Sargent, Garden Study of the Vickers Children (1884) |
Answer two of the following:
Q1: In author and fairy-tale expert Jack Zipes' Introduction to the Penguin Classics edition of Peter Pan and Wendy, he writes that the work is "an anti-fairy tale that seeks to explicate mystery, whereas fairy tales simply display magic and mystery. It is a self-help book written by a doctoring author for those adults who have lost touch with their imagination and need to regain it through a re-introduction to children's imaginative play" (xxiii). Do you agree with this? Is it meant for the "Wendys" of the world who have grown up and forgotten Peter Pan and their long-lost days of flying? Though kids can like this book, can only adults love it?
Q2: Why does Barrie try to humanize Cook and make him (almost) less of a villain in the late chapters of the book? Why is he so obsessed with "good form," and why does this make his life--and his death--somewhat tragic, at least in Barrie's eyes?
Q3: What do you make of the Narrator's strange attitude/tone toward the children and their parents in the final chapters, especially "The Return Home"? How seriously are we supposed to take comments such as, "If she was too fond of her rubbishy children she couldn't help it" (137). Are these in-jokes with the other parents in the audience? Or is this book actually written by Peter Pan himself??

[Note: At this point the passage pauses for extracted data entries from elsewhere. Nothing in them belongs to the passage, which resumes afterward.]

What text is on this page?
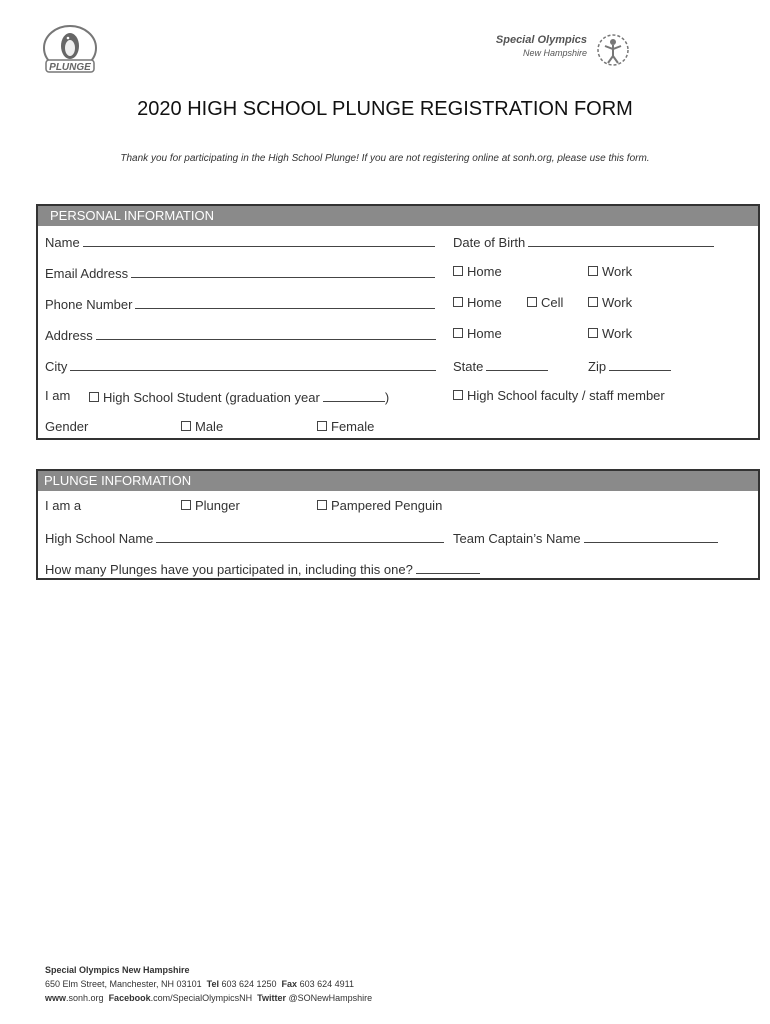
PLUNGE
Special Olympics
New Hampshire
2020 HIGH SCHOOL PLUNGE REGISTRATION FORM
Thank you for participating in the High School Plunge! If you are not registering online at sonh.org, please use this form.
PERSONAL INFORMATION
Name	Date of Birth
Email Address	Home	Work
Phone Number	Home	Cell	Work
Address	Home	Work
City	State	Zip
I am	High School Student (graduation year	)	High School faculty / staff member
Gender	Male	Female
PLUNGE INFORMATION
I am a	Plunger	Pampered Penguin
High School Name	Team Captain’s Name
How many Plunges have you participated in, including this one?
Special Olympics New Hampshire
650 Elm Street, Manchester, NH 03101 Tel 603 624 1250 Fax 603 624 4911
www.sonh.org Facebook.com/SpecialOlympicsNH Twitter @SONewHampshire
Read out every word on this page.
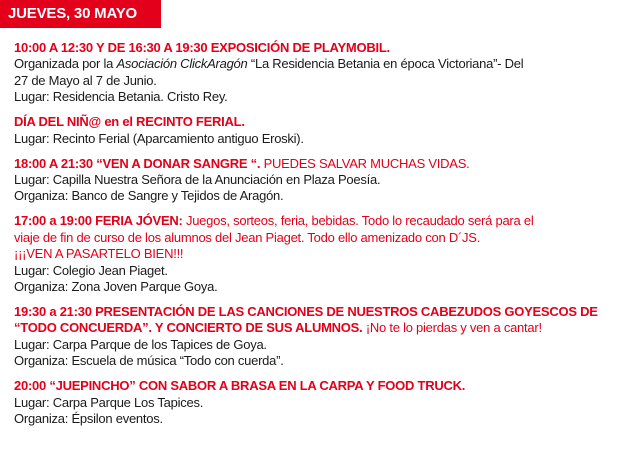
JUEVES, 30 MAYO
10:00 A 12:30 Y DE 16:30 A 19:30 EXPOSICIÓN DE PLAYMOBIL.
Organizada por la Asociación ClickAragón “La Residencia Betania en época Victoriana”- Del
27 de Mayo al 7 de Junio.
Lugar: Residencia Betania. Cristo Rey.
DÍA DEL NIÑ@ en el RECINTO FERIAL.
Lugar: Recinto Ferial (Aparcamiento antiguo Eroski).
18:00 A 21:30 “VEN A DONAR SANGRE “. PUEDES SALVAR MUCHAS VIDAS.
Lugar: Capilla Nuestra Señora de la Anunciación en Plaza Poesía.
Organiza: Banco de Sangre y Tejidos de Aragón.
17:00 a 19:00 FERIA JÓVEN: Juegos, sorteos, feria, bebidas. Todo lo recaudado será para el
viaje de fin de curso de los alumnos del Jean Piaget. Todo ello amenizado con D´JS.
¡¡¡VEN A PASARTELO BIEN!!!
Lugar: Colegio Jean Piaget.
Organiza: Zona Joven Parque Goya.
19:30 a 21:30 PRESENTACIÓN DE LAS CANCIONES DE NUESTROS CABEZUDOS GOYESCOS DE
“TODO CONCUERDA”. Y CONCIERTO DE SUS ALUMNOS. ¡No te lo pierdas y ven a cantar!
Lugar: Carpa Parque de los Tapices de Goya.
Organiza: Escuela de música “Todo con cuerda”.
20:00 “JUEPINCHO” CON SABOR A BRASA EN LA CARPA Y FOOD TRUCK.
Lugar: Carpa Parque Los Tapices.
Organiza: Épsilon eventos.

Q4: The Chapter, :When Wendy Grew Up" is a curiously late addition to the Peter Pan myth. It was actually an epilogue which he added to the play in 1908 (the play came out in 1904), and it reflected his later thoughts about the characters and the work itself. He finally withdrew the epilogue as being too dark, but decided to apapt it for his 1910 novel, Peter Pan and Wendy. Why do you think he ends the book here, rather than with the happy reunion of the Darling family? And what do you make of the morbid, and somewhat cynical remarks such as, "Mrs. Darling was now dead and forgotten" (147)?